Читаем Орфография полностью

Хламида и теперь вел себя так, как будто глаза всех присутствующих устремлены на него одного. Он словно подкидывал пищу будущим мемуаристам: оправлял пиджак, раскладывал папиросы, дорогую зажигалку, стопку исписанных листков (мелкий, мелочный, мстительный почерк), перекладывал все в ему одному понятном порядке, закуривал, посмеиваясь в усы… Он знал, что на него смотрят, и старался, чтобы смотрели не зря, — одолжение столичного гастролера, милостиво согласившегося на один спектакль с провинциальной труппой. Долгушов долго, помня вкусы гостя, расхваливал его перед собравшимися.

— И вот теперь мы все, представители русской академической науки, — обратился он к Хламиде, — хотим спросить вас, писателя, с которым мы часто не соглашались, но чей талант несомненно признаем: стоит ли нам принять предложение властей о создании литературного издательства — или лучше сразу, ни на какое сотрудничество не надеясь, уйти в оппозицию к режиму? Конечно, в издательском деле мы более компетентны, чем в оппозиционном, — но есть люди, сотрудничество с которыми недопустимо ни при каких обстоятельствах. Вы нынешнюю власть знаете лучше нас — вашего ответа мы ждем.

Некоторое время Хламида молчал, супя брови. Наконец встал — и улыбнулся присутствующим самой очаровательной из своих улыбок, располагавшей к нему и закоренелых недоброжелателей.

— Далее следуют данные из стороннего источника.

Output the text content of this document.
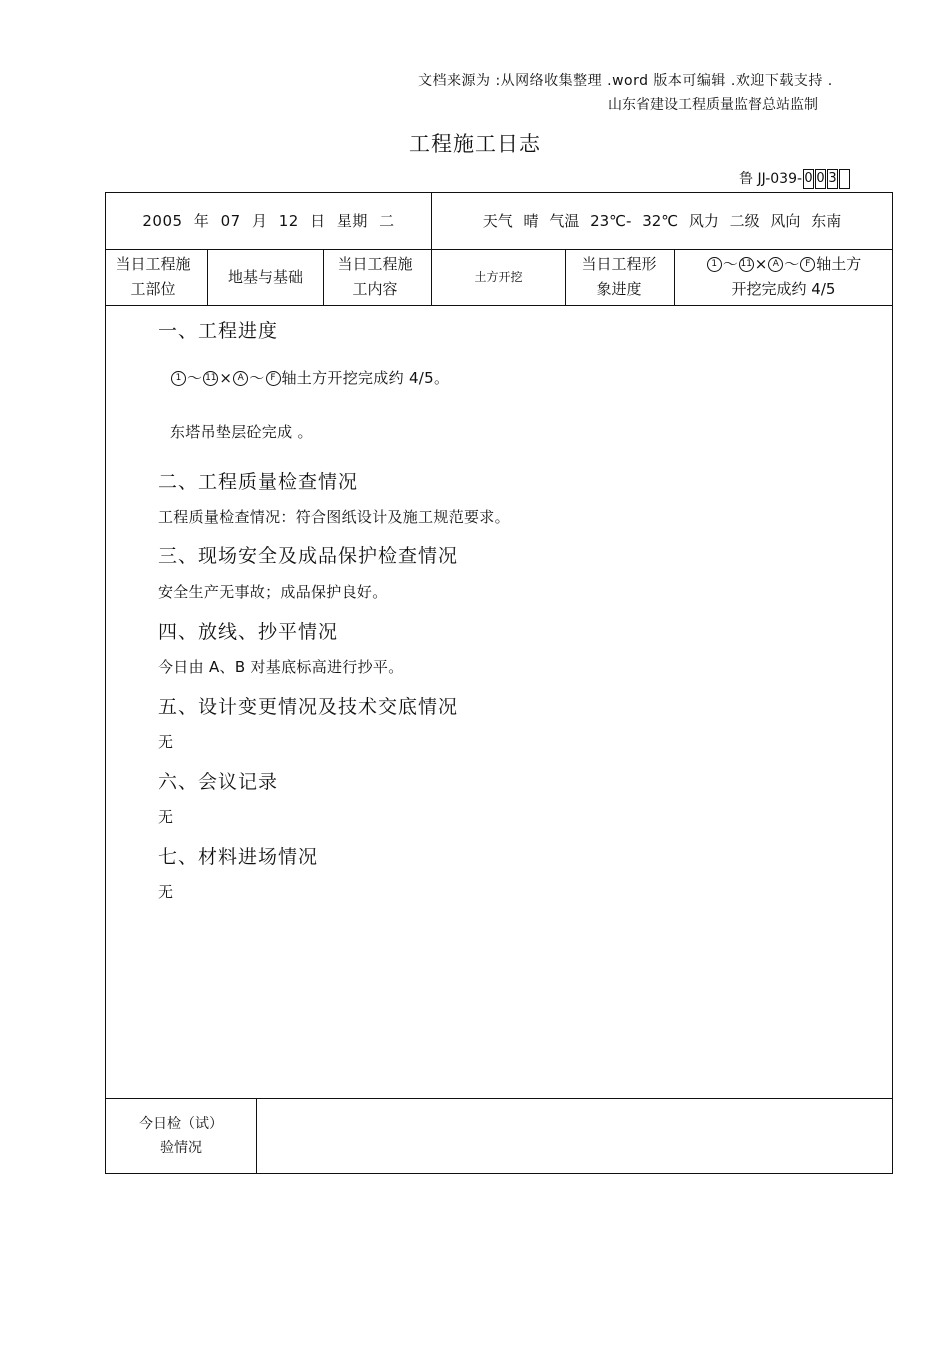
文档来源为 :从网络收集整理 .word 版本可编辑 .欢迎下载支持 .
山东省建设工程质量监督总站监制
工程施工日志
鲁 JJ-039- 0 0 3
2005 年 07 月 12 日 星期 二	天气 晴 气温 23℃- 32℃ 风力 二级 风向 东南
当日工程施工部位
地基与基础
当日工程施工内容
土方开挖
当日工程形象进度
1 ～ 11 × A ～ F 轴土方
开挖完成约 4/5
一、工程进度
1 ～ 11 × A ～ F 轴土方开挖完成约 4/5。
东塔吊垫层砼完成 。
二、工程质量检查情况
工程质量检查情况：符合图纸设计及施工规范要求。
三、现场安全及成品保护检查情况
安全生产无事故；成品保护良好。
四、放线、抄平情况
今日由 A、B 对基底标高进行抄平。
五、设计变更情况及技术交底情况
无
六、会议记录
无
七、材料进场情况
无
今日检（试）
验情况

— Тут прозвучало много лестных слов обо мне, я — не стою их, мне все казалось, что говорят о моем брате, даже — о двоюродном, — глуховато заговорил он, не забывая покашливать. Оканье его было менее заметным, чем у Горбунова. Тире в устной речи он расставлял так же часто, как в письменной: Ять так и видел их. Так же говорили и все его герои, даже в мемуарах. — Но — не стану тратить время на опровержение сих чрезмерных похвал, ибо не для того мы столь поздно собрались тут. Вопрос, который задали вы, и меня тревожит, ибо — все мы люди литературные — чувствуете вы в моих несвоевременных писаниях некую неполноту, и — есть она. Иные большевики, что понеразумней, думают, что я в глухой оппозиции, а я, по правде сказать, и сам не знаю, ибо — для оппозиции надобно видеть позицию, как говорил французский социалист Лафарг. А я позиции еще не вижу, нет, не вижу. Он помолчал, прошелся перед притихшими елагинцами, сел на стул.

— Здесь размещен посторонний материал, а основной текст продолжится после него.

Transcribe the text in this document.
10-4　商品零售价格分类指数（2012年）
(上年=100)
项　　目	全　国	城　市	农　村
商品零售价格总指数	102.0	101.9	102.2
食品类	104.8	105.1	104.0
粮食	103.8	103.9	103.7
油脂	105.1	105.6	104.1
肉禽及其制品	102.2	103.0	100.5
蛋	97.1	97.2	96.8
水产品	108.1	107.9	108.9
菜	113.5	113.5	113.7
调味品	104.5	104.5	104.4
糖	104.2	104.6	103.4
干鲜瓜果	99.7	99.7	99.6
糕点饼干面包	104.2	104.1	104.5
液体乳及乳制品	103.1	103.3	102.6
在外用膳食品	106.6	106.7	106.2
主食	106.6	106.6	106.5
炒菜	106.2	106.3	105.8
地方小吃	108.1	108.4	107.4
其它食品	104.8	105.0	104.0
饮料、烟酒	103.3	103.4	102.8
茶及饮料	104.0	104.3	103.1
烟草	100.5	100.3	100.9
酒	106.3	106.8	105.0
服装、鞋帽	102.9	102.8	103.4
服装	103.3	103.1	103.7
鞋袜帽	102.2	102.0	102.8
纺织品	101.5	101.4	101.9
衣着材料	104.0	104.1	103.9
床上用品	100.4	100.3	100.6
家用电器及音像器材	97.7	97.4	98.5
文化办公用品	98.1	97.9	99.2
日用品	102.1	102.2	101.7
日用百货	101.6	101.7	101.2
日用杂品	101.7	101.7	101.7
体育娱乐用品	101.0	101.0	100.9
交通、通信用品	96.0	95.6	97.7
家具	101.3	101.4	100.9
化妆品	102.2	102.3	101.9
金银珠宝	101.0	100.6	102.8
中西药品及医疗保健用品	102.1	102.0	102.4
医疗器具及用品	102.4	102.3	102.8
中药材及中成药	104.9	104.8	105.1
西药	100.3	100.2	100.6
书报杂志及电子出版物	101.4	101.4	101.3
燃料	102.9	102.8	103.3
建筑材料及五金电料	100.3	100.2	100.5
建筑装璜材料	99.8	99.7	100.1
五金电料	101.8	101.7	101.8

— Я — многих из них знаю, они — разные, и — большую я вижу за ними силу. Но — как бы этой силе не загубить дело, за которое тысячи лучших людей, интеллигентов, ваших друзей и братьев, отдавали жизни свои. Есть ли опасность, что вместо революции будет бунт, в котором голос интеллигенции попросту захлебнется? Есть, и — уже осуществляется. Так что решить нам всем предстоит — одно: что делать, если дело безнадежно? Стоит ли лапки поднять — или попытаемся хоть помереть достойно?

— А вы полагаете, что с режимом ничего уже сделать нельзя? — Ять узнал голос Алексеева. Хламида прищурился.

— Не подойдете ли ближе, не вижу лица вашего, так — отвечать трудно…

— А мне трудно встать, — насмешливо отвечал Алексеев из темноты. — Я буду постарше, не взыщите.

— Гм… ну что ж, — Хламида своевременно закашлялся. — Не буду скрывать: в случае перехода вашего в оппозицию шансы на победу представляются мне не просто иллюзорными, а и — прямо сказать — не существующими вовсе. Сами же они еще не выбрали, по какому пути идти, и я не для того пишу, чтобы им помешать, а напротив — чтобы путь, по которому они пойдут, был не вовсе смертелен… для нас с вами. Ошибиться — можно, больше того, не ошибиться — почти нельзя. Однако ежели теперь им помочь, их направить — есть шанс еще увидеть Россию достойной.

Определение «достойная» применительно к русской жизни, как заметил Ять, заменяло либеральным публицистам все конкретные слова — «сытая», «свободная», «просвещенная» и пр.